Philip Mattera, research director of Good Jobs First, analyzed the data for Covid Stimulus Watch, a non-profit government watchdog, which tracks government data.

Mattera, who worked through tax identification numbers to match providers with parent companies, told Bridge and the Free Press he found multiple problems in the way HHS listed funding levels for Michigan hospitals.

“This is a lot worse than I’ve ever seen — the lack of details, the lack of clarity. If you look at databases put out by HHS or other government agencies, usually it’s the opposite — there’s too much information,” he said. “Here, you feel they were reluctant to release (the data), and they’ve made it as opaque as possible.”

Damschroeder, the Henry Ford executive, said at least one line listed an old name for Henry Ford’s Allegiance Hospital: W.A. Foote — which was changed more than a decade ago. At Michigan Medicine, spokesperson Mary Masson noted that the high-impact funds it received listed for the system’s Von Voigtlander Women’s Hospital, when in fact the funds were provided for the larger health system.

U.S. Sen. Gary Peters, a Michigan Democrat and ranking member of the Senate Homeland Security and Governmental Affairs Committee, issued a report Tuesday suggesting hospitals across the U.S. still haven’t received all the federal coronavirus relief money they’ve been promised.

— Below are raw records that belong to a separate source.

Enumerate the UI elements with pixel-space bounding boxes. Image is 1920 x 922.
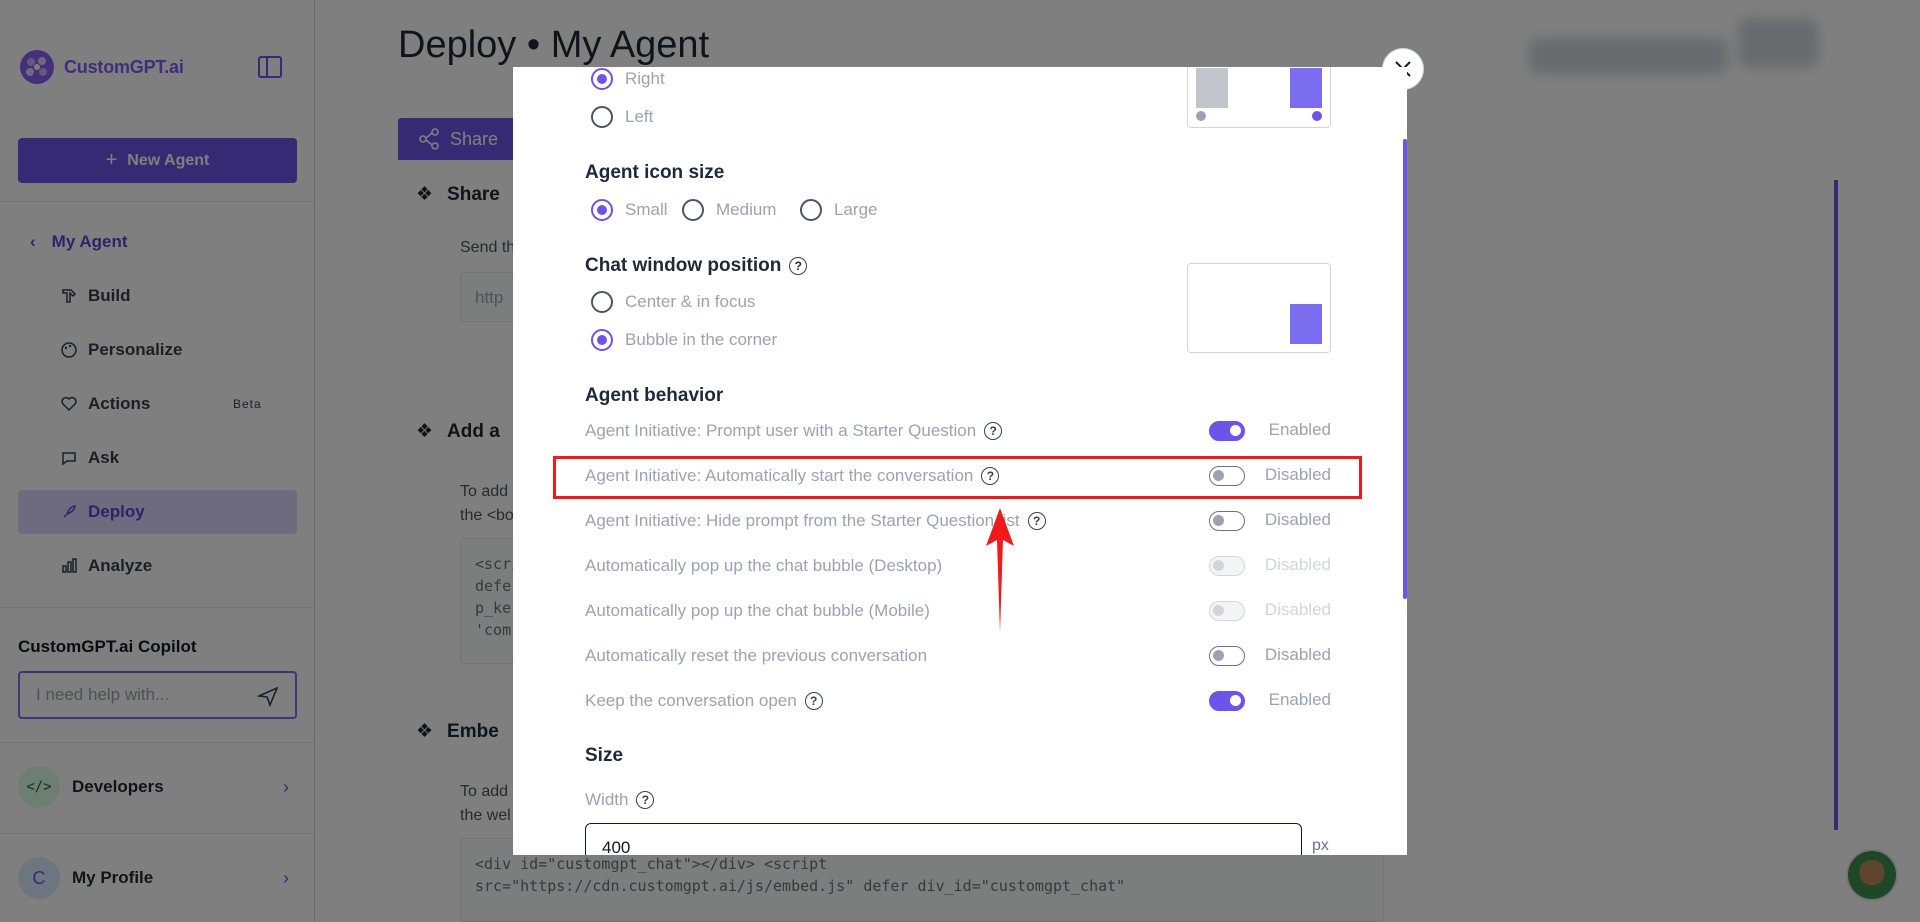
toggle-state: Disabled [1264, 645, 1331, 664]
behavior-row-reset-conversation: Automatically reset the previous convers… [585, 641, 1331, 671]
toggle-state: Disabled [1264, 600, 1331, 619]
toggle-switch[interactable] [1209, 556, 1245, 576]
radio-label: Large [834, 200, 878, 219]
behavior-label: Automatically pop up the chat bubble (Mo… [585, 601, 930, 620]
radio-label: Left [625, 107, 654, 126]
radio-center-focus[interactable]: Center & in focus [591, 291, 755, 313]
behavior-row-keep-open: Keep the conversation open ? Enabled [585, 686, 1331, 716]
radio-position-right[interactable]: Right [591, 68, 665, 90]
help-icon[interactable]: ? [636, 791, 655, 809]
radio-indicator [591, 106, 613, 128]
toggle-switch[interactable] [1209, 421, 1245, 441]
radio-indicator [591, 199, 613, 221]
behavior-label: Automatically pop up the chat bubble (De… [585, 556, 943, 575]
preview-block [1290, 68, 1322, 108]
radio-label: Right [625, 69, 665, 88]
toggle-switch[interactable] [1209, 691, 1245, 711]
radio-label: Bubble in the corner [625, 330, 778, 349]
behavior-label: Agent Initiative: Prompt user with a Sta… [585, 421, 977, 440]
radio-indicator [591, 329, 613, 351]
radio-size-medium[interactable]: Medium [682, 199, 776, 221]
preview-dot [1312, 111, 1322, 121]
icon-size-heading: Agent icon size [585, 162, 725, 183]
help-icon[interactable]: ? [789, 257, 808, 275]
chat-window-preview [1187, 263, 1331, 353]
behavior-label: Automatically reset the previous convers… [585, 646, 928, 665]
preview-dot [1196, 111, 1206, 121]
toggle-switch[interactable] [1209, 646, 1245, 666]
radio-position-left[interactable]: Left [591, 106, 653, 128]
behavior-label: Agent Initiative: Hide prompt from the S… [585, 511, 1020, 530]
toggle-state: Disabled [1264, 555, 1331, 574]
behavior-row-popup-desktop: Automatically pop up the chat bubble (De… [585, 551, 1331, 581]
radio-bubble-corner[interactable]: Bubble in the corner [591, 329, 777, 351]
modal-scrollbar[interactable] [1403, 139, 1407, 599]
radio-indicator [800, 199, 822, 221]
width-unit: px [1312, 837, 1329, 854]
chat-window-heading: Chat window position ? [585, 255, 808, 277]
help-icon[interactable]: ? [804, 692, 823, 710]
toggle-state: Disabled [1264, 510, 1331, 529]
radio-size-small[interactable]: Small [591, 199, 668, 221]
radio-size-large[interactable]: Large [800, 199, 877, 221]
behavior-row-popup-mobile: Automatically pop up the chat bubble (Mo… [585, 596, 1331, 626]
toggle-state: Enabled [1268, 420, 1331, 439]
behavior-row-starter-question: Agent Initiative: Prompt user with a Sta… [585, 416, 1331, 446]
radio-indicator [682, 199, 704, 221]
width-input[interactable]: 400 [585, 823, 1302, 855]
toggle-switch[interactable] [1209, 511, 1245, 531]
agent-behavior-heading: Agent behavior [585, 385, 724, 406]
radio-label: Medium [716, 200, 777, 219]
size-heading: Size [585, 745, 624, 766]
radio-label: Small [625, 200, 668, 219]
highlight-box [553, 456, 1362, 499]
preview-block [1290, 304, 1322, 344]
help-icon[interactable]: ? [984, 422, 1003, 440]
radio-indicator [591, 68, 613, 90]
toggle-state: Enabled [1268, 690, 1331, 709]
width-label: Width [585, 790, 629, 809]
arrow-up-icon [986, 508, 1014, 633]
toggle-switch[interactable] [1209, 601, 1245, 621]
width-label-row: Width ? [585, 785, 885, 815]
radio-label: Center & in focus [625, 292, 756, 311]
behavior-label: Keep the conversation open [585, 691, 797, 710]
position-preview [1187, 67, 1331, 128]
behavior-row-hide-prompt: Agent Initiative: Hide prompt from the S… [585, 506, 1331, 536]
help-icon[interactable]: ? [1027, 512, 1046, 530]
radio-indicator [591, 291, 613, 313]
chat-window-title: Chat window position [585, 255, 782, 276]
preview-block [1196, 68, 1228, 108]
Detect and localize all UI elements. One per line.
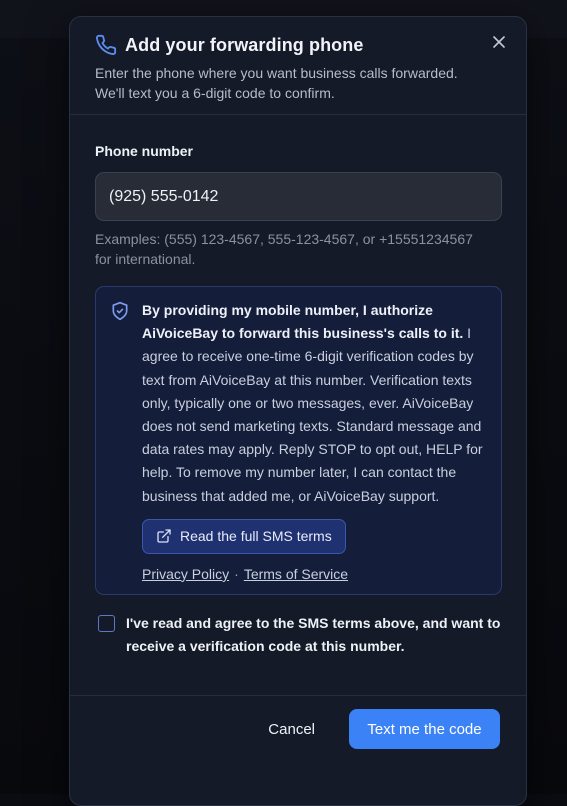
consent-authorization-text: By providing my mobile number, I authori… xyxy=(142,302,464,342)
close-button[interactable] xyxy=(490,33,508,51)
dialog-body: Phone number Examples: (555) 123-4567, 5… xyxy=(70,115,526,658)
consent-body-text: I agree to receive one-time 6-digit veri… xyxy=(142,325,483,504)
forwarding-phone-dialog: Add your forwarding phone Enter the phon… xyxy=(69,16,527,806)
read-sms-terms-button[interactable]: Read the full SMS terms xyxy=(142,518,346,554)
dialog-actions: Cancel Text me the code xyxy=(268,709,500,749)
consent-text: By providing my mobile number, I authori… xyxy=(142,299,487,508)
hint-line-1: Examples: (555) 123-4567, 555-123-4567, … xyxy=(95,231,473,247)
external-link-icon xyxy=(156,528,172,544)
privacy-policy-link[interactable]: Privacy Policy xyxy=(142,566,229,582)
consent-content: By providing my mobile number, I authori… xyxy=(142,299,487,582)
agree-checkbox[interactable] xyxy=(98,614,115,632)
dialog-subtitle: Enter the phone where you want business … xyxy=(95,63,501,103)
phone-icon xyxy=(95,34,117,56)
hint-line-2: for international. xyxy=(95,251,196,267)
shield-check-icon xyxy=(110,300,130,322)
phone-number-label: Phone number xyxy=(95,143,194,159)
sms-consent-box: By providing my mobile number, I authori… xyxy=(95,286,502,595)
terms-of-service-link[interactable]: Terms of Service xyxy=(244,566,348,582)
read-sms-terms-label: Read the full SMS terms xyxy=(180,528,332,545)
close-icon xyxy=(493,36,505,48)
dialog-title: Add your forwarding phone xyxy=(125,34,364,55)
text-me-code-button[interactable]: Text me the code xyxy=(349,709,500,749)
link-separator: · xyxy=(234,565,239,582)
phone-number-input[interactable] xyxy=(95,172,502,221)
subtitle-line-1: Enter the phone where you want business … xyxy=(95,65,458,81)
agree-row: I've read and agree to the SMS terms abo… xyxy=(95,612,501,658)
dialog-title-row: Add your forwarding phone xyxy=(95,33,501,57)
policy-links: Privacy Policy · Terms of Service xyxy=(142,566,487,582)
cancel-button[interactable]: Cancel xyxy=(268,721,315,738)
subtitle-line-2: We'll text you a 6-digit code to confirm… xyxy=(95,85,335,101)
agree-label: I've read and agree to the SMS terms abo… xyxy=(126,614,501,654)
footer-divider xyxy=(70,695,526,696)
phone-format-hint: Examples: (555) 123-4567, 555-123-4567, … xyxy=(95,229,505,269)
dialog-header: Add your forwarding phone Enter the phon… xyxy=(70,17,526,115)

About 41 percent of the $175 billion allocated by Congress to the Provider Relief Fund three months ago still hasn’t reached hospitals, Peters said.

The delay, he said, has “increased … the number of people who are laid off or are on furloughs, and is digging a deeper hole in the financial picture for hospitals and other health providers across the country.”

In addition, the report suggested stark disparities in how federal COVID-19 aid was distributed to states. It found that Michigan, a national coronavirus hot spot in March and April, received $31,045 per patient. The national average payout per COVID-19 patient was $160,286.

All told, Michigan hospitals have received about $2.1 billion in high-impact funds and other stimulus dollars, according to the MHA’s Karasinski.

And yet, Karasinski said, if Michigan’s hospitals are going to survive the pandemic, they’ll likely need more.

“We’re very thankful for what they’ve been able to provide and help with so far,” Karasinski said, “but we have a long ways to go in order to make sure that all our hospitals are financially secure.”